For the average consumer, the reforms will be a welcome change, especially if they can deliver savings equivalent to over £1000 per household as forecasted by Energy Systems Catapult. Industrial and commercial customers could also benefit from lower energy costs due to lower balancing costs and a more efficient system. This is a particular focus for the Government in light of the soaring costs of energy across the country (see our commentary on the Queen’s speech here).
Nevertheless, these reforms will be a blow for some. For certain generators (particularly offshore wind in Scotland and the north of England) nodal pricing will undoubtedly negatively impact the rate of return on their investments.

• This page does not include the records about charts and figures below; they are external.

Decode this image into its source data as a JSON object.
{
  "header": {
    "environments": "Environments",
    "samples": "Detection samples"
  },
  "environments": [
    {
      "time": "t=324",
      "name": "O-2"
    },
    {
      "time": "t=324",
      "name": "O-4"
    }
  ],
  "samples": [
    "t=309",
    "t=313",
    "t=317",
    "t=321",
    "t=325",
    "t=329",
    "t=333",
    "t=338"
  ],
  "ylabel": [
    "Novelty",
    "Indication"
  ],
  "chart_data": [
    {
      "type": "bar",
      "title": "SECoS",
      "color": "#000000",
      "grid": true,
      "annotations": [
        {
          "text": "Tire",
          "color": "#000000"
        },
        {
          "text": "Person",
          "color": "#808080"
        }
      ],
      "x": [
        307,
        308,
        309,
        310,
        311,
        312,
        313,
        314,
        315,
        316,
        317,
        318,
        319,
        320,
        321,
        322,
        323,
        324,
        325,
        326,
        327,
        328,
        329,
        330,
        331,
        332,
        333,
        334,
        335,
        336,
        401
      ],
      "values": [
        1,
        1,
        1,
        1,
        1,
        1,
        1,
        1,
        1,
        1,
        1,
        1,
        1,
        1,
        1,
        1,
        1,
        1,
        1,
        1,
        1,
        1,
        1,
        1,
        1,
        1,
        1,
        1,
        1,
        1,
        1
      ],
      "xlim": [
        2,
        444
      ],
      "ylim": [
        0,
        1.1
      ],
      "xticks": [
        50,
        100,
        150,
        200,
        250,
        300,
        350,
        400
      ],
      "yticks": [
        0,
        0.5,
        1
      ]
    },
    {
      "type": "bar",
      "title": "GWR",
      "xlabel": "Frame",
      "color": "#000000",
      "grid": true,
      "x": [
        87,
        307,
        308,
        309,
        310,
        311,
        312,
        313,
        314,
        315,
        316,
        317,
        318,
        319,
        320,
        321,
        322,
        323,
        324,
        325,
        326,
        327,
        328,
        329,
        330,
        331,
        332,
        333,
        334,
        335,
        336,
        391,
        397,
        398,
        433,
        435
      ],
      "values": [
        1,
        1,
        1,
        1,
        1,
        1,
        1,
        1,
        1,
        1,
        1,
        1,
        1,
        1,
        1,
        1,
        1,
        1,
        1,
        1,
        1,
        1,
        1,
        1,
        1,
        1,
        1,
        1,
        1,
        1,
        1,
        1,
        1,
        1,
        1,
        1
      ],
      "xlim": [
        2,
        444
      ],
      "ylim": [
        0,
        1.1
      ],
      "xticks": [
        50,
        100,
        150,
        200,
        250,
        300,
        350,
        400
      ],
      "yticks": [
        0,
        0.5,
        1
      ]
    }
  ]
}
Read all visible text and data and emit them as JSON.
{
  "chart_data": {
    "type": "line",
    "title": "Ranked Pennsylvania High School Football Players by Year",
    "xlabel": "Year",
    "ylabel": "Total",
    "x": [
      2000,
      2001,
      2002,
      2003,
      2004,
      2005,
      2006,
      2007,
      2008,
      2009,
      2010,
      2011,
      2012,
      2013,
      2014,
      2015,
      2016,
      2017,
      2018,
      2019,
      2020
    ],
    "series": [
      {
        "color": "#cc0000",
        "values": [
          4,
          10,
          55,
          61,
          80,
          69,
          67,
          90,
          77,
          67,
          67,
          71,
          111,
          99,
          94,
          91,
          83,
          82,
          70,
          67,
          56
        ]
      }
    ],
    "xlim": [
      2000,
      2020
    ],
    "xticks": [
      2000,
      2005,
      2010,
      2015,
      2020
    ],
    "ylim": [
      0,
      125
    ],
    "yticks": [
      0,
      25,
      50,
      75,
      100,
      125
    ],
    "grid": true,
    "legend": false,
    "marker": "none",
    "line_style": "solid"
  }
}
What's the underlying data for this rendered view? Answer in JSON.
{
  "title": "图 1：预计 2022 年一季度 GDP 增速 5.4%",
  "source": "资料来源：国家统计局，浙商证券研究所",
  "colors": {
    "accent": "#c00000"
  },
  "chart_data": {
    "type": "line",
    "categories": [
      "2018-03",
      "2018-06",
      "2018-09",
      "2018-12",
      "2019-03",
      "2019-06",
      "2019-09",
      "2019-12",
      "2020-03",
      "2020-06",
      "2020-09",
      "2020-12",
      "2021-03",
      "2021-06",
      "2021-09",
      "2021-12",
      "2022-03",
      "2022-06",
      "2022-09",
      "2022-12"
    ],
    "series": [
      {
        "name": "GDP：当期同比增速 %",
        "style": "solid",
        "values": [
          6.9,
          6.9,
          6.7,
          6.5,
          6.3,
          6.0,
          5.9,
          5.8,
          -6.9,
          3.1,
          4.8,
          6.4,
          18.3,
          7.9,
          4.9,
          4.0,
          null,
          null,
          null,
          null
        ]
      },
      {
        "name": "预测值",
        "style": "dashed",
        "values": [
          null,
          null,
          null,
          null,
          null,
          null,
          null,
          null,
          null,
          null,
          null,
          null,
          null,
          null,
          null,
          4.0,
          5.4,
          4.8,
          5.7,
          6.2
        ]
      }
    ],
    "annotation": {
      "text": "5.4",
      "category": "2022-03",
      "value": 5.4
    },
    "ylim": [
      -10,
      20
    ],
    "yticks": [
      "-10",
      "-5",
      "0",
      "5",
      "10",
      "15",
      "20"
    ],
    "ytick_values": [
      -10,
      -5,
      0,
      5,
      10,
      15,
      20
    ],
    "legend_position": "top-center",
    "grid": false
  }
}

When coupled with the recent announcement that the Government is considering extending the windfall tax announced for oil and gas companies to electricity generators (although this has not yet occurred and indeed may not in fact be implemented), larger scale solar and offshore wind developers who benefit from the single national price may well consider these reforms simply to be more unwelcome news.
Finally, the ESO notes that some stakeholders raised concerns over a potential increase in Weighted Average Cost of Capital (“WACC”) on renewable development project costs in nodal markets due to forecasting uncertainty, for example new transmission capacity build could significantly alter nodal prices. Nevertheless, the ESO states it did not find or receive firm evidence to suggest that nodal pricing would raise the cost of capital for investment in key technologies. Nor did the ESO’s consideration of other jurisdictions which have deployed nodal pricing reveal historic evidence of an enduring negative impact on investment.
The ESO believes it is credible to implement nodal pricing and central dispatch by 2027, but recognises any decision on reform of the operational market design would be subject to extensive stakeholder consultation and detailed assessment by BEIS. The Government recently announced in the Energy Security Strategy that BEIS will be undertaking a comprehensive Review of Electricity Market Arrangements. In addition, Ofgem is currently undertaking a technical assessment of nodal pricing in GB which will include analysis of the costs, benefits and potential distributional impacts. The ESO plans to work closely with BEIS and Ofgem in both of these projects, with high-level options for reform to be set out in Summer 2022.
Much of the detail, including what additional market reforms are required to complement nodal pricing, remains to be seen. Equally, there are a number of stakeholder concerns identified in Phase 3 that must be further investigated, such as how nodal pricing would impact different cohorts of market participants, and to what extent different consumer segments should be exposed to locational price signals. The ESO will be tackling these questions in Phase 4 of the Programme, which is now in its early stages.